Penny Sun is a 2021 graduate from the Harvard T.H. Chan School of Public Health with an MPH in global health and concentrations in leadership studies and humanitarian, ethics, and human rights. At Harvard Chan, she also served as the 2020-2021 Diversity & Inclusion Advocate for the Student Association. She graduated magna cum laude from Williams College with a BA in biology and a concentration in public health. Afterwards, Penny worked for two years at the Broad Institute of Harvard and MIT, researching the latent stage of Mycobacterium Tuberculosis, and for eight months on health systems strengthening projects with the Partnership for Health Advancement in Vietnam. For her MPH practicum project, Penny worked with the Children’s Foundation of Mississippi on designing a Blueprint for Children’s Health and Well-being. During her time at Chan, Penny has worked on policy research, health and homelessness, religion and health, primary healthcare, health equity, community engaged learning, student advocacy, children’s health and type 1 diabetes, market access, career development, teaching, and antiracism. Penny is passionate about connecting people to information, opportunities, and each other. In her free time, Penny helps edit the Harvard Public Health Review and enjoys keeping up with TV, podcasts, and comics.
Ms. Sun is a recipient of the 2021 Gareth M. Green Award for Public Health Practice.

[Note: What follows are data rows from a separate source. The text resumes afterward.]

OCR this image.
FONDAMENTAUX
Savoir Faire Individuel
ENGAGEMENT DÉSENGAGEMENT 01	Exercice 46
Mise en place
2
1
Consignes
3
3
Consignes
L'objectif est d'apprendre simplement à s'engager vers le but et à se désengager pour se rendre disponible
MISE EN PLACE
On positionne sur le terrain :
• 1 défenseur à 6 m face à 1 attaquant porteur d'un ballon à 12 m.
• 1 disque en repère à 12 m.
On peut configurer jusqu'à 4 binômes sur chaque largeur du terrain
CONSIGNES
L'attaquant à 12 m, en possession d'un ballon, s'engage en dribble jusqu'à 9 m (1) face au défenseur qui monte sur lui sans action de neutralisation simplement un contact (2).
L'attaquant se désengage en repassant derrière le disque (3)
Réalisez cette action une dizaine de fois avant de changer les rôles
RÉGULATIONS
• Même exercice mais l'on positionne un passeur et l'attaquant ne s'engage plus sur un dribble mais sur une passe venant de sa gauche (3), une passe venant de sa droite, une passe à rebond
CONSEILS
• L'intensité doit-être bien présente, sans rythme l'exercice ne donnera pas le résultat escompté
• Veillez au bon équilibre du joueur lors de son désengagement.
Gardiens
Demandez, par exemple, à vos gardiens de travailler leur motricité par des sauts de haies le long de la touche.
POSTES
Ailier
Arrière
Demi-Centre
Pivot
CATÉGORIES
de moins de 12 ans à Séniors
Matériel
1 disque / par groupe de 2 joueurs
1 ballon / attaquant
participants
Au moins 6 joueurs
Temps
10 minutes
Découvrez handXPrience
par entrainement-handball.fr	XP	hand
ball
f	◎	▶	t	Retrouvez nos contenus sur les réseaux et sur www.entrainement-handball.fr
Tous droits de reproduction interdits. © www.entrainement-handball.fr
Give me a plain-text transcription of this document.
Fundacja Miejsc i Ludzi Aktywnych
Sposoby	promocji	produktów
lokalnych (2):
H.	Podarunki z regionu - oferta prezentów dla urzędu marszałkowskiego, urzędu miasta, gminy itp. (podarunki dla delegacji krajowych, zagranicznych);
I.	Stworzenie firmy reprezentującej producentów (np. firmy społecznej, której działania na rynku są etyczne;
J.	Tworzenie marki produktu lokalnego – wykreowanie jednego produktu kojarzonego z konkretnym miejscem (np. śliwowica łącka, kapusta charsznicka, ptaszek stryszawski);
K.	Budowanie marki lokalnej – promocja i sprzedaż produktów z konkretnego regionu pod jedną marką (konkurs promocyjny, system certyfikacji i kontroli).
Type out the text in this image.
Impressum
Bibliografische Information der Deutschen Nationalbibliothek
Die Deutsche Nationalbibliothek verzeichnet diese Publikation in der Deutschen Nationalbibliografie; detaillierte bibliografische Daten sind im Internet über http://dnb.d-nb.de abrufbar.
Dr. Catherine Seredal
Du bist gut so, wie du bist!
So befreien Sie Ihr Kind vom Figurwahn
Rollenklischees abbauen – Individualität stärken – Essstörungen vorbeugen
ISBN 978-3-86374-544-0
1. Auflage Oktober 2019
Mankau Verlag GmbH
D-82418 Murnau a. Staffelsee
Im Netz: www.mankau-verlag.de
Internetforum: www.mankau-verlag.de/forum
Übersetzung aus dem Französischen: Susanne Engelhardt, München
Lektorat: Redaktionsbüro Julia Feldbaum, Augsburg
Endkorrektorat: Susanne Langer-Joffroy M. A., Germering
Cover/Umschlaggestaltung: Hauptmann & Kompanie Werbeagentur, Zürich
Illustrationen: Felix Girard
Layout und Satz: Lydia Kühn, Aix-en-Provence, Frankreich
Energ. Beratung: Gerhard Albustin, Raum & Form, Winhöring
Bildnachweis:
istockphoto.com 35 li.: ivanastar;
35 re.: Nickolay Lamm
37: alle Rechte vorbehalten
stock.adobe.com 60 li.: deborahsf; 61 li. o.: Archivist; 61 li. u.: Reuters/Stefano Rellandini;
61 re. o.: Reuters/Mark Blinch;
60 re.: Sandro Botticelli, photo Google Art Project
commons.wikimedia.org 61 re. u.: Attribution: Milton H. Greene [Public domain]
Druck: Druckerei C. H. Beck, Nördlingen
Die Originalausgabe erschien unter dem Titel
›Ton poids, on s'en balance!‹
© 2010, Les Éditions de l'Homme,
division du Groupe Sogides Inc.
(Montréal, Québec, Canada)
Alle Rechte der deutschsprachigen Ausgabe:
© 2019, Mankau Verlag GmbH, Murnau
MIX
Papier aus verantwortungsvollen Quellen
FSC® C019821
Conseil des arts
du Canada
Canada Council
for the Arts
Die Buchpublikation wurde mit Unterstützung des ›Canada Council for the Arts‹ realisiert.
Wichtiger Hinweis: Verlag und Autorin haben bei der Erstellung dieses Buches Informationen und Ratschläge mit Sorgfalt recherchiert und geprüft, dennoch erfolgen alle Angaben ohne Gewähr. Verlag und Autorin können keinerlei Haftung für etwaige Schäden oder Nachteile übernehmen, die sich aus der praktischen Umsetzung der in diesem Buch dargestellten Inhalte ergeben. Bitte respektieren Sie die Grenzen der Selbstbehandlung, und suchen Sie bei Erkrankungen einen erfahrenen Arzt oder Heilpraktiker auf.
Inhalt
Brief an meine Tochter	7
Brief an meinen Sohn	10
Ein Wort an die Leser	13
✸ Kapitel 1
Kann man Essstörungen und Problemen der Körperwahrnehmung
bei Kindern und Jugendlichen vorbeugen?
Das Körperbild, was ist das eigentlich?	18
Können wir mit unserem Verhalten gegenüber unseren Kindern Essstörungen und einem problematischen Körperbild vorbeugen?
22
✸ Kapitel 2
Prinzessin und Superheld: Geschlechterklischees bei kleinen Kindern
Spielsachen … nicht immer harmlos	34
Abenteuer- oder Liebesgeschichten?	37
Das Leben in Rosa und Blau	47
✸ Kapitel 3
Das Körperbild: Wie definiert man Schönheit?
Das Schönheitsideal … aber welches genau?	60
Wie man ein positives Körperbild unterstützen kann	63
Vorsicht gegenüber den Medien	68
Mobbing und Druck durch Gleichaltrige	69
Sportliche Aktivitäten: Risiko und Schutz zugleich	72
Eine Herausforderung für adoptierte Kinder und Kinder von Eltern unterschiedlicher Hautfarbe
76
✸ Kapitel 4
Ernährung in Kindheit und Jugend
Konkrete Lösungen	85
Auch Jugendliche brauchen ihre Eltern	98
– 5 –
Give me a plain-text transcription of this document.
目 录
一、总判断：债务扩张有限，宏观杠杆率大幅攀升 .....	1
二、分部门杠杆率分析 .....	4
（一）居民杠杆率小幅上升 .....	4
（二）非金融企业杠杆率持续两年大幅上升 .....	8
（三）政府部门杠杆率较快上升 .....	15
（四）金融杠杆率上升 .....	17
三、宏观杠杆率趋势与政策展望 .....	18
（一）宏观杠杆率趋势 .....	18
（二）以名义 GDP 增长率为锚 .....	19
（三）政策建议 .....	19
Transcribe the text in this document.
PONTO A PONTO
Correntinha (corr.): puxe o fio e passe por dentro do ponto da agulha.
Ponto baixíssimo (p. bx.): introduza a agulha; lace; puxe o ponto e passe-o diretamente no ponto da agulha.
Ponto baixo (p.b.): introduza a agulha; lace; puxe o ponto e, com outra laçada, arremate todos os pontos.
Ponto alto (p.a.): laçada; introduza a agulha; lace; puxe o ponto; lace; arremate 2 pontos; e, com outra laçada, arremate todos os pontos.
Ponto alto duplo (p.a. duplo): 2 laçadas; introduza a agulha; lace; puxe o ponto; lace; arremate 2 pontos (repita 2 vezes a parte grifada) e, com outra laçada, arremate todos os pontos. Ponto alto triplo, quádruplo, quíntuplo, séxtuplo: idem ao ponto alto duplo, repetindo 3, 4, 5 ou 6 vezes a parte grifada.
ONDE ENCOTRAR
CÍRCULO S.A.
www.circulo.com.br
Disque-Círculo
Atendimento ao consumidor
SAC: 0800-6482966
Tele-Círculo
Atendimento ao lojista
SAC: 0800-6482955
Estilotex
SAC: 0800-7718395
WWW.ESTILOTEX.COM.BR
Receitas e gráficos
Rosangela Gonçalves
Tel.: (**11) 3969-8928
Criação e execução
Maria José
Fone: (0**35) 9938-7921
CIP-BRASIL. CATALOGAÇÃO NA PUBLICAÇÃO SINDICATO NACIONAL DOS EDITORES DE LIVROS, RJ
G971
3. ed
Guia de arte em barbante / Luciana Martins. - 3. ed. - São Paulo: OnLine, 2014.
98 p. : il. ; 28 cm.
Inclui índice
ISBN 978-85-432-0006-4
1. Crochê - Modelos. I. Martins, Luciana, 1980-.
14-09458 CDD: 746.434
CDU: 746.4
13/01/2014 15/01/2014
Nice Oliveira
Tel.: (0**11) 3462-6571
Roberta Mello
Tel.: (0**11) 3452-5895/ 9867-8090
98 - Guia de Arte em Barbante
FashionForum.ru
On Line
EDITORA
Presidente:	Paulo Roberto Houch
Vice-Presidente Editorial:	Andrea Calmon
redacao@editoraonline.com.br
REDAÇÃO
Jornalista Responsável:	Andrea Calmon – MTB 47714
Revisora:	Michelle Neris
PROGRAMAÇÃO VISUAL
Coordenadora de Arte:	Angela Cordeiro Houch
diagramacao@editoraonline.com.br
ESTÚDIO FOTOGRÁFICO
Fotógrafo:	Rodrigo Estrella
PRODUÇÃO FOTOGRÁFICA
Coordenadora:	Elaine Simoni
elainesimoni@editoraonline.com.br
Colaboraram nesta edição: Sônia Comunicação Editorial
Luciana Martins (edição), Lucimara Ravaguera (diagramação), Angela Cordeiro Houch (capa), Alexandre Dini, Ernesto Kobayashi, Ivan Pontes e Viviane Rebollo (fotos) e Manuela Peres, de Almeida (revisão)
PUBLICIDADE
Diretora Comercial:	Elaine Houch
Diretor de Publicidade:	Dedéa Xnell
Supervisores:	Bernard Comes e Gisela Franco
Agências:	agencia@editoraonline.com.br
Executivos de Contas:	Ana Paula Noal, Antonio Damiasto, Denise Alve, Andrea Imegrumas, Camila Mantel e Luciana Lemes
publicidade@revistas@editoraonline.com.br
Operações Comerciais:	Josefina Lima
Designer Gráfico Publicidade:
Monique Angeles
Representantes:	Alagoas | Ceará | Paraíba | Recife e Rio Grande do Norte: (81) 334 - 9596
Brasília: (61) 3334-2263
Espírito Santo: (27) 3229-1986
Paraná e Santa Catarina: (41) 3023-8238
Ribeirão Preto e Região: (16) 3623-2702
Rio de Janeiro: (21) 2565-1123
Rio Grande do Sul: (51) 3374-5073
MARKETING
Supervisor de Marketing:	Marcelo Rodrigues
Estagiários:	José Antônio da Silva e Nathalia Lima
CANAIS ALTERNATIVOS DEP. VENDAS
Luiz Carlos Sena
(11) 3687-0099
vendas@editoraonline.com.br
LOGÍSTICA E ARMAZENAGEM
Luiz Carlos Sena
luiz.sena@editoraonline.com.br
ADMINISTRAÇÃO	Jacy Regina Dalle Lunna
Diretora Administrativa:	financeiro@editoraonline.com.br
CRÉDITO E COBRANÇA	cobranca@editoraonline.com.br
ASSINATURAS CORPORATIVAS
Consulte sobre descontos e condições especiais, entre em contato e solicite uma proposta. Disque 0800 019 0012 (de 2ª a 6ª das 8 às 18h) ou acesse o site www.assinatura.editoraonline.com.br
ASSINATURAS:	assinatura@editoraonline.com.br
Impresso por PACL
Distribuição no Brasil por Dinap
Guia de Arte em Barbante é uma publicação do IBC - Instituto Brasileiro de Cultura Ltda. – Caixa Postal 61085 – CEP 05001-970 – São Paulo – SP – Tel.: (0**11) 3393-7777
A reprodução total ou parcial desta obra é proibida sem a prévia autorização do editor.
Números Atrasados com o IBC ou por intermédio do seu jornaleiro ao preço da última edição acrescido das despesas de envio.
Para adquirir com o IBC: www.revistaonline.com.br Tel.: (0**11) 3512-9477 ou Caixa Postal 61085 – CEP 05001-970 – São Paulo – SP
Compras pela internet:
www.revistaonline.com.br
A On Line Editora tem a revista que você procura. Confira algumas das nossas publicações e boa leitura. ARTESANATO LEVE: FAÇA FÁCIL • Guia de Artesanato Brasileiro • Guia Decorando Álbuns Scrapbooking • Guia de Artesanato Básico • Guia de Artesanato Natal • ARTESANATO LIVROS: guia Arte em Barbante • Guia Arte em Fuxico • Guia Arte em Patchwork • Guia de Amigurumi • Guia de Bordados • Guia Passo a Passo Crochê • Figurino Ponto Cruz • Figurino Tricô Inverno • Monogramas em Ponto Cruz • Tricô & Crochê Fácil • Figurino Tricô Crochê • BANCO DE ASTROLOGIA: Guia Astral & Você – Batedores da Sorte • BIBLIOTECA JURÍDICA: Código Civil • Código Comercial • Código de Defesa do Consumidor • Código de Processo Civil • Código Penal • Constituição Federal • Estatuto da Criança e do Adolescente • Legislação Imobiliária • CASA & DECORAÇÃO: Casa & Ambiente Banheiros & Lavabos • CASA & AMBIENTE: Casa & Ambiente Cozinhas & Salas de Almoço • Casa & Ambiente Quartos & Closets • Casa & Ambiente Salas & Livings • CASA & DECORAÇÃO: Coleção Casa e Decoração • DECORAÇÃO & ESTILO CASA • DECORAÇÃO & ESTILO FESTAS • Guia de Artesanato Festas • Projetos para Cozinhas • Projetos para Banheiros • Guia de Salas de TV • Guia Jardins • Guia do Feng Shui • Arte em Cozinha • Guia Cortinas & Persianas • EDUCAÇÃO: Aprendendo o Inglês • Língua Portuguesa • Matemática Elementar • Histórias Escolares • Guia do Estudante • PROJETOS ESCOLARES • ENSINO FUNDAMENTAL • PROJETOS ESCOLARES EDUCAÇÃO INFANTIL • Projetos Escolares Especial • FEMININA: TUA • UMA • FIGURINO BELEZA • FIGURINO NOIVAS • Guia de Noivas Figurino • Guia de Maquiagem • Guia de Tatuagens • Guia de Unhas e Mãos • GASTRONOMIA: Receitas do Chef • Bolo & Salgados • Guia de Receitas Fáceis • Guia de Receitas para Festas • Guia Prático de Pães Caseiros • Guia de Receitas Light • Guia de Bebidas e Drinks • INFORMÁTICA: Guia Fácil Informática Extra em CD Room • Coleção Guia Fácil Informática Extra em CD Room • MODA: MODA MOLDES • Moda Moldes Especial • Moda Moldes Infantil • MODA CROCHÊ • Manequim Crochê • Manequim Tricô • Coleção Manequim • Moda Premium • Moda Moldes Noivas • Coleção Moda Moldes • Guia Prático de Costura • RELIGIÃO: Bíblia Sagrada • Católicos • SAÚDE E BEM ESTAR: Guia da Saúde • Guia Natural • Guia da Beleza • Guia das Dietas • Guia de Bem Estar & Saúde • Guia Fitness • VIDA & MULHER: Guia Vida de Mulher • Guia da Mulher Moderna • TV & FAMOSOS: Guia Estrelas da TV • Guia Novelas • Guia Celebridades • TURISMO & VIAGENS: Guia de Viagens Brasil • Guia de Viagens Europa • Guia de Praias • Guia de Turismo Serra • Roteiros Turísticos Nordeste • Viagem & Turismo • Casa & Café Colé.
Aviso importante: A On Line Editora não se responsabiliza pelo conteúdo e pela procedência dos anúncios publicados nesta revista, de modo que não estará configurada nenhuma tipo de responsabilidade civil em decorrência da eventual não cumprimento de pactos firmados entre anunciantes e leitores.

Detailed Project Description: The Children’s Foundation of Mississippi (CFM) is a new, independent operating foundation focused upon improving the policies and systems that affect the well-being of children in Mississippi. The CFM is serving as a convener, facilitator, advocate and catalyst for positive change in the state. The goal of this project was to help the CFM develop a blueprint to advance children’s health and well-being throughout the state, to be used as a strategic guide for the CFM’s activities. This blueprint would not only articulate the top challenges faced by children in the state for an audience of state agencies, nonprofits, and private sector partners, but also the priority areas where the CFM could maximize their impact on children’s health, education, and well-being outcomes (e.g. the most feasible interventions where the Foundation had expertise). This statewide, multisectoral plan would fill a major gap in the state: Mississippi has no overarching strategic plan to align actors in addressing the challenges that children face. Finally, the project was intended to draw primarily from Mississippians’ expertise and lived experience. Following the analysis of Mississippians’ concerns and recommendations, we then researched best practices from other geographies to adapt for Mississippi.